For a lightweight indoor racer, the best KV is usually lower than what people first expect. If you are running on 1S, a motor in the roughly 9000 to 15000 KV range is a common sweet spot, depending on prop size, battery quality, and how tight the flying space is. If you are on 2S, something more in the 6500 to 10000 KV range is often easier to manage indoors. The goal is not maximum top speed. It is smooth throttle response, enough punch to recover from mistakes, and a setup that does not constantly overheat or chew through batteries in two minutes.
Higher KV can feel exciting at first, but on a light indoor build it often makes the quad harder to fly cleanly. You end up hovering at a very small throttle range, which makes control twitchy. That is especially true if the props are aggressive or the battery sags under load. A slightly lower KV motor usually gives you a wider usable throttle range, which matters a lot in a room where you are threading around furniture and making tiny corrections every second.
Weight and prop choice matter just as much as KV. A very light frame with efficient 40 to 45 mm props on 1S can fly nicely with moderate KV and still feel lively. If you go too high on KV, the motors may sound sharp and strained, and the quad can become harder to hold steady in slow turns. On the other hand, if your build is a bit heavier, the lower end of the range may feel underpowered unless the props and battery can support it. A good battery with low internal resistance helps more than people think, because voltage sag can make a supposedly “fast” setup feel weak.
If you want the safest starting point, pick the motor KV based on your voltage first, then fine-tune from there. For a tiny 1S indoor racer, start around 11000 to 13000 KV. For a 2S whoop or toothpick-style indoor build, start around 7000 to 8500 KV. Those ranges usually give a good balance of control and punch without making the quad miserable in close quarters. If you want more snap later, you can move up a bit, but it is easier to make a controllable quad faster than to make an overpowered quad smooth.

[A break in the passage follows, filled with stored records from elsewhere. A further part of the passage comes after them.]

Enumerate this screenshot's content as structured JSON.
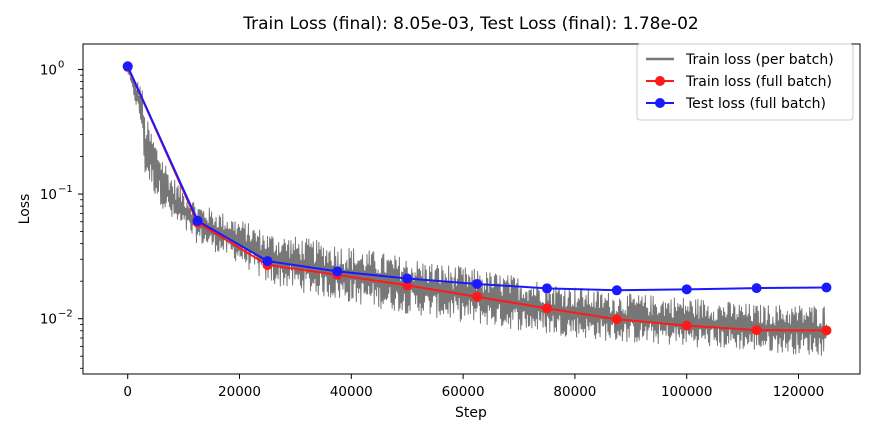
{
  "chart_data": {
    "type": "line",
    "title": "Train Loss (final): 8.05e-03, Test Loss (final): 1.78e-02",
    "xlabel": "Step",
    "ylabel": "Loss",
    "yscale": "log",
    "xlim": [
      -8000,
      131000
    ],
    "ylim": [
      0.0036,
      1.6
    ],
    "x_ticks": [
      0,
      20000,
      40000,
      60000,
      80000,
      100000,
      120000
    ],
    "x_tick_labels": [
      "0",
      "20000",
      "40000",
      "60000",
      "80000",
      "100000",
      "120000"
    ],
    "y_ticks": [
      1,
      0.1,
      0.01
    ],
    "y_tick_labels": [
      {
        "base": "10",
        "exp": "0"
      },
      {
        "base": "10",
        "exp": "−1"
      },
      {
        "base": "10",
        "exp": "−2"
      }
    ],
    "legend_position": "top-right",
    "series": [
      {
        "name": "Train loss (per batch)",
        "color": "#777777",
        "marker": "none",
        "envelope": {
          "x": [
            0,
            1000,
            2500,
            3000,
            5000,
            8000,
            12500,
            20000,
            25000,
            37500,
            50000,
            62500,
            75000,
            87500,
            100000,
            112500,
            125000
          ],
          "upper": [
            1.08,
            0.86,
            0.78,
            0.45,
            0.27,
            0.14,
            0.085,
            0.063,
            0.05,
            0.04,
            0.031,
            0.025,
            0.02,
            0.016,
            0.015,
            0.013,
            0.013
          ],
          "lower": [
            0.94,
            0.62,
            0.32,
            0.14,
            0.095,
            0.058,
            0.04,
            0.028,
            0.019,
            0.014,
            0.011,
            0.009,
            0.0075,
            0.0065,
            0.006,
            0.0055,
            0.005
          ]
        }
      },
      {
        "name": "Train loss (full batch)",
        "color": "#ff1a1a",
        "marker": "circle",
        "x": [
          0,
          12500,
          25000,
          37500,
          50000,
          62500,
          75000,
          87500,
          100000,
          112500,
          125000
        ],
        "values": [
          1.05,
          0.059,
          0.027,
          0.0225,
          0.0185,
          0.015,
          0.0121,
          0.0099,
          0.0088,
          0.0081,
          0.00805
        ]
      },
      {
        "name": "Test loss (full batch)",
        "color": "#1a1aff",
        "marker": "circle",
        "x": [
          0,
          12500,
          25000,
          37500,
          50000,
          62500,
          75000,
          87500,
          100000,
          112500,
          125000
        ],
        "values": [
          1.06,
          0.061,
          0.029,
          0.024,
          0.021,
          0.019,
          0.0175,
          0.0169,
          0.0172,
          0.0176,
          0.0178
        ]
      }
    ]
  }
}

Also consider your flying style. If you want technical laps, split-S turns, and precise cornering, choose the lower end of the range. If you want quick bursts between obstacles and you have enough room to manage it, go slightly higher. Either way, test with one prop setup first and check motor temperature after a full pack. Warm is normal; hot enough that you do not want to keep your finger on it is a sign the setup is working too hard. In indoor racing, controllability almost always beats raw KV.